Présenter Norman Spinrad relève d’une gageure pour le critique qui se souvient du jeune fan qu’il a été et qui ne jurait que par l’auteur de Jack Barron et l’éternité. Iconoclaste (il a ainsi écrit un roman de fantasy en imaginant qu’Hitler en était l’auteur), critique acéré de l’Amérique et de ses travers, fou de rock (on lui Rock Machine), dialoguiste extrêmement savoureux, Norman Spinrad sait aussi aller là où on ne l’attend pas : on lui doit ainsi L’enfant de la fortune, un space opera très réussi. Son dernier opus, Police du peuple est situé en Louisiane, pays natal du Jazz et du Zydeco, après Katrina et après la montée du dollar (c’est dans combien de temps ?). Spinrad, disons-le tout de suite, sera fidèle à lui-même.
Vaudou et flic story
Le climat se détériore, le dollar monte, les financiers de Wall Street ordonnent des saisies immobilières… Et la Nouvelle-Orléans rechigne : les flics de la ville (réputés pour être les plus corrompus et les plus inefficaces de tous les États-Unis) refusent de procéder aux expulsions : ils choisissent comme porte-parole un officier nommé Luke Martin, issu des quartiers très pauvres du marais. Parallèlement, une chanteuse de rue nommée Marylou se sent de plus en plus possédée par les loas, les esprits vaudou de la ville : ceux-ci veulent sauver la ville où les esclaves africains les ont amenés. Arrive un tenancier de bar, souteneur à ses heures, Jean-Baptiste Lafitte, qui saura à terme fédérer ces énergies contre les pisse-froid de Bâton-rouge et surtout les grands financiers de Wall Street : la police du peuple est née et les esprits vaudou sont avec elle… jusqu’à quand ?
Power to the people !
Norman Spinrad n’est jamais autant à son aise que lorsqu’il associe les contraires, ici les flics et les macs (voire les sorcières) contre l’ordre établi.

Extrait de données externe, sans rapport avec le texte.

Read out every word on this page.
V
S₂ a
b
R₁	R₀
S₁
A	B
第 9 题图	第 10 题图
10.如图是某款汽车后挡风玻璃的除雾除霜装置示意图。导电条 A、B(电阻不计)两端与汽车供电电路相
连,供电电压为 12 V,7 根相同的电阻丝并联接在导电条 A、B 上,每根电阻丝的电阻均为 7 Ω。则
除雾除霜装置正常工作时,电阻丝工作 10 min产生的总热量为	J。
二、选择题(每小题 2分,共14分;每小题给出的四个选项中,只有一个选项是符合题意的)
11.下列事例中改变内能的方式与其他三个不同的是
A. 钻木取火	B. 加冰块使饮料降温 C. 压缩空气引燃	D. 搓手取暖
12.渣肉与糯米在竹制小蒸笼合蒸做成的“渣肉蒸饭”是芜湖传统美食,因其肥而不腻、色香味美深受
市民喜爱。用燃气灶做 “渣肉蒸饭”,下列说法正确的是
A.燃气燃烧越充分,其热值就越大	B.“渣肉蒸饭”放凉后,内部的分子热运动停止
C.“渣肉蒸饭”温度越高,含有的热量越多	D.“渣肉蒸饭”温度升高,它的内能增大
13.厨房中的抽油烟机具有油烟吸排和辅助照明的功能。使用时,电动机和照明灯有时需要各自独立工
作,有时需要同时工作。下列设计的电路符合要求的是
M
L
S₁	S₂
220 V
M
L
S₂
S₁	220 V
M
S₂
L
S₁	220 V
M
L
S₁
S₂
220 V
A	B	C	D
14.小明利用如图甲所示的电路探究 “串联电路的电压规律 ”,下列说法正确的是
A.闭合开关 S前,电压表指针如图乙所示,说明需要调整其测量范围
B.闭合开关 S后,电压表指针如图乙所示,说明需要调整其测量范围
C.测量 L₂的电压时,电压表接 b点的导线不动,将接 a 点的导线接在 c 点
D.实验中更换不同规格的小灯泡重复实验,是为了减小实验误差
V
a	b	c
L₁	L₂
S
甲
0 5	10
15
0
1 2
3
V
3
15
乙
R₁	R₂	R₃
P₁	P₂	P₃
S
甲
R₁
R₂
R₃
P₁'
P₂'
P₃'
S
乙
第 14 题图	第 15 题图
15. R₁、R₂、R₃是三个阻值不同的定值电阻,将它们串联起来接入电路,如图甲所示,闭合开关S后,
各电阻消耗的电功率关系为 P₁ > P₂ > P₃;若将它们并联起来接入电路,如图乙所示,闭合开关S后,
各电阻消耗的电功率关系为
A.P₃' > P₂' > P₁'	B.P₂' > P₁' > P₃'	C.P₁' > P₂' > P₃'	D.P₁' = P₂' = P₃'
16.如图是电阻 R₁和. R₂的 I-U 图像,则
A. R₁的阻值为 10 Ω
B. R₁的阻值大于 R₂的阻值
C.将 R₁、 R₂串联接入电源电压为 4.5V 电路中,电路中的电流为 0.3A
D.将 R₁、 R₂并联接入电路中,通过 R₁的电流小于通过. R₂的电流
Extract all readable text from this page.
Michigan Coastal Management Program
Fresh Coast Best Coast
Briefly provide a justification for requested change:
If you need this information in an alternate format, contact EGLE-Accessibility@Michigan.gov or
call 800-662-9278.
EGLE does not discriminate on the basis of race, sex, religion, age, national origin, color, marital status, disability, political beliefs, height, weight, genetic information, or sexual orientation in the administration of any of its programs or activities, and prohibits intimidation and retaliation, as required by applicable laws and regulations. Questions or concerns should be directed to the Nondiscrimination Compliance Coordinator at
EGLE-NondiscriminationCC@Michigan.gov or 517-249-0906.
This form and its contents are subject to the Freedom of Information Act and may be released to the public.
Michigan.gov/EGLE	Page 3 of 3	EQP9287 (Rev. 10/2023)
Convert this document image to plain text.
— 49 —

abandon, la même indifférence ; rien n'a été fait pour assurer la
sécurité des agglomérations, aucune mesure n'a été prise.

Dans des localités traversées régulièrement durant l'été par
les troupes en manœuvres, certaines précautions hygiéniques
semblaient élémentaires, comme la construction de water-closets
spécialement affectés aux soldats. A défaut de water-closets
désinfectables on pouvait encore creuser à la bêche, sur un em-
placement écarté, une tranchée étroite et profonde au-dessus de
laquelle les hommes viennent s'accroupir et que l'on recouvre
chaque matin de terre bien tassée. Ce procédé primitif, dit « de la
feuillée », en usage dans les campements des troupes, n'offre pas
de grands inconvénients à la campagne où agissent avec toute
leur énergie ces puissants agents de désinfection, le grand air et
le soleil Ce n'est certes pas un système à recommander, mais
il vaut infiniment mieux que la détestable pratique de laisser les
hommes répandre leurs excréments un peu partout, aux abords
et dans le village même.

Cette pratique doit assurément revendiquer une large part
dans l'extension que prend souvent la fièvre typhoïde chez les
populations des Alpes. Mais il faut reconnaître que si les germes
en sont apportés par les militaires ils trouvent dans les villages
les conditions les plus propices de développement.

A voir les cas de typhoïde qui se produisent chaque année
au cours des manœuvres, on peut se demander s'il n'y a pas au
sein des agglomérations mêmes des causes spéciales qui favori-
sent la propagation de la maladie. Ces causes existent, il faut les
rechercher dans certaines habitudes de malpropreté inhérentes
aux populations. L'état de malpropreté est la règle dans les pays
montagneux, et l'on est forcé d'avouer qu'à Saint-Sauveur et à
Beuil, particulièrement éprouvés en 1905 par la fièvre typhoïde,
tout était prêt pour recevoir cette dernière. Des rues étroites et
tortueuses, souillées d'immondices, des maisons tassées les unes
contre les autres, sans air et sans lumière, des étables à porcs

En cela, il reste un héritier de la contre-culture des années 1960, fidèle aussi à une certaine fibre populaire (mais jamais populiste) et prêt à se dresser contre des élites puritaines et pisse-froid, même si l’individu recèle toujours des surprises (ainsi du personnage du colonel Terrence Hathaway, chrétien plutôt fondamentaliste mais bon au fond de lui). Ainsi Spinrad ne sera jamais l’homme d’un système (il a toujours rejeté toutes les idéologies en –isme) mais sera toujours l’homme de la révolte, tranquille et joyeuse (sans exclure la colère) : elle transparaît ici dans sa description d’une Louisiane "éternelle" (incluant ses esprits vaudou, c’est très savoureux) meurtrie par les crises économiques et la rapacité des financiers de Wall Street. Police du peuple constitue donc une réussite, loin de l’ennui de certains des ouvrages de l’auteur (comme par exemple Deus ex et une bonne moitié d’En direct) et prouve l’intérêt de l’anticipation spinradienne, qui nous interroge avec une pertinence jamais démentie sur notre présent.